Swimmer Matt Fallon makes history at the World Aquatic Championships, blazing a trail toward the 2024 Olympics.
Matt Fallon EAS’25 W’25 had three modest goals when he arrived in Fukuoka, Japan, in late July for the World Aquatics Championships. “Swim fast, take in the experience, and have fun,” Fallon said after cruising through a preliminary heat of the men’s 200-meter breaststroke.
He wound up exceeding that humble bar by some distance.
Fallon left Japan with a bronze medal in the 200 breast with a time of 2 minutes, 7.74 seconds, becoming the first Penn swimmer to medal at the World Championships.
“I’m very happy with it,” Fallon said in Fukuoka. “This entire trip has just been kind of an adjustment, and even though I didn’t feel the best in that race and I definitely feel I have faster times in the tank, that was definitely a very good swim overall. And I was just grateful that I was able to get it done for Team USA.”
Still only halfway through his college swimming career, Fallon has quickly entered rarefied air on the national scene. His swim was .03 seconds off his best time, set at June’s US National Championships, which served as the qualification meet for Worlds. That time of 2.07.71 is the 10th fastest among American breaststrokers, hot on the heels of the national record set by Josh Prenot (2:07.17) in 2016. Fallon won the 200 breast and was fourth in the 100 at nationals, after having won a national title last summer in the 200.
In Japan, Fallon finished behind the world’s two fastest men in the event. China’s Qin Haiyang won the race in 2:05.48, becoming the first individual to win all three distances of the same stroke (50, 100 and 200 meters) at the same World Championships. The swimmer whose world record he seized, Australia’s Zac Stubblety-Cook, finished second in 2:06.40.
Fallon was in eighth place after the first 100 meters with Stubblety-Cook in sixth, before both relied on superior closing speed in the back half to make up the distance. “It doesn’t make me feel like I’m totally in the back,” Fallon said. “I was very happy to be next to him in all three races, and I kind of look up to him not only as someone to race against but ever since he set the world record.”
The bronze culminated an up-and-down 18 months for Fallon.
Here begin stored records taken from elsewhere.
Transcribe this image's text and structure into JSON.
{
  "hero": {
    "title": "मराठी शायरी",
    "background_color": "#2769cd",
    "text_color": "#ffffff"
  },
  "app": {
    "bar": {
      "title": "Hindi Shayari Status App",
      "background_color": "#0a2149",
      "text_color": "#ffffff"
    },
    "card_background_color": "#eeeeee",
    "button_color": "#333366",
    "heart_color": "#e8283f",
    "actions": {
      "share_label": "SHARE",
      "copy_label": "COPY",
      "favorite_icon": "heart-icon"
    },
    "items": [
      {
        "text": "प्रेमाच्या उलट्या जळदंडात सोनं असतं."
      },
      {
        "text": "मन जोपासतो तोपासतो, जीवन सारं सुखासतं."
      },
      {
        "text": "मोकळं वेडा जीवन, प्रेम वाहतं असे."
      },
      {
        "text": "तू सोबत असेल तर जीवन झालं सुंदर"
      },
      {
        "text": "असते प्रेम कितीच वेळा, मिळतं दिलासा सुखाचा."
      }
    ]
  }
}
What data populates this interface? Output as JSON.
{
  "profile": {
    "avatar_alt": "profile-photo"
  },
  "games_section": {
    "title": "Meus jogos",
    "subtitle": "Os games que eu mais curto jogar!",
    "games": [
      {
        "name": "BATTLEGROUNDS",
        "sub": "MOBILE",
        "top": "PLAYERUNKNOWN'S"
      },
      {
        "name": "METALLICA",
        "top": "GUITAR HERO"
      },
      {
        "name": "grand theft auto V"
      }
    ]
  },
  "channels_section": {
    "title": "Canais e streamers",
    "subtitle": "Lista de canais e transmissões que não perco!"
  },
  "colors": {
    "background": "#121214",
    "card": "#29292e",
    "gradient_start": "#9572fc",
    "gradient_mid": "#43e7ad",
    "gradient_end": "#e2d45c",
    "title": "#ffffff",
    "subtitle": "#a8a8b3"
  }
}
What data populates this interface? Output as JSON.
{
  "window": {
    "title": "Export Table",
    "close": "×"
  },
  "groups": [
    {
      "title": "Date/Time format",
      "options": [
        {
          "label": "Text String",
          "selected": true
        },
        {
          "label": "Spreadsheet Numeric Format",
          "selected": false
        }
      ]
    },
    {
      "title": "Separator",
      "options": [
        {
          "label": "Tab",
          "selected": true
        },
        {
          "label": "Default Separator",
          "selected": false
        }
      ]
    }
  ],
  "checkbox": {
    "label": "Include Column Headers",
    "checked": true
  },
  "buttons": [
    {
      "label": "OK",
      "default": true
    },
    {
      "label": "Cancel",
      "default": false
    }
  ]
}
The Warren, New Jersey, native burst onto the scene at the NCAA Championships as a freshman in 2022. He earned a bronze medal in the 200 breast, setting an Ivy League record. He also finished 10th in the 100 breast, having already set a Penn program record at the Ivy Championships.
Fallon parlayed that into a strong summer, though he opted to take time off from swimming instead of trying to qualify in June for the 2022 World Championships. His mental and physical reset paid off at July’s US national championships, where he won the title in the 200 breast and finished second in the 100.
But a back injury short-circuited his sophomore season, as he failed to qualify for NCAAs or defend his Ivy League crowns. His time in the 100 breast at the conference meet was more than a second off the pace of the previous year, and his 200 breast time was four seconds slower than at NCAAs in 2022.
With his back now healed, Fallon is hoping the lighter workload may help him prepare to qualify for the 2024 Olympics. “I think it helped me in the long run,” he said.
Following the end of his sophomore year, Fallon stayed with Penn teammate Daniel Gallagher for a short training camp in Georgia, where he got a crash course in the Olympic long-course distance (as opposed to the short-course pools used in college competitions). “I put in some good long-course training where I’m just focused on swimming for two months,” Fallon said, “so that was a good thing to have under my belt.”
Fallon now makes the turn toward an Olympic year as one of the top American male breaststrokers in both the 100 and 200. The former comes with a chance to swim in the medley relay—which has traditionally been as close to a guaranteed gold medal as exists in swimming. (The US has won every gold in the event at a non-boycotted Games since 1960.)
Fallon’s trajectory to elite American swimming seems unusual, but it’s getting less so. He was one of six male swimmers from New Jersey on Team USA in Fukuoka, all of whom earned at least one medal. Hailing from the Mid-Atlantic region and the Ivy League is a unique distinction that Fallon carries with pride.
“It shows that no matter where you’re from, if you put in the training, you’ll be able to achieve your dreams,” he said. “There are definitely different college teams that can obviously help you with your training, and they have programs that are very conducive, but it’s about finding what’s right for you. And I think everything that I have is what’s best for me, and I’m going to continue with it.”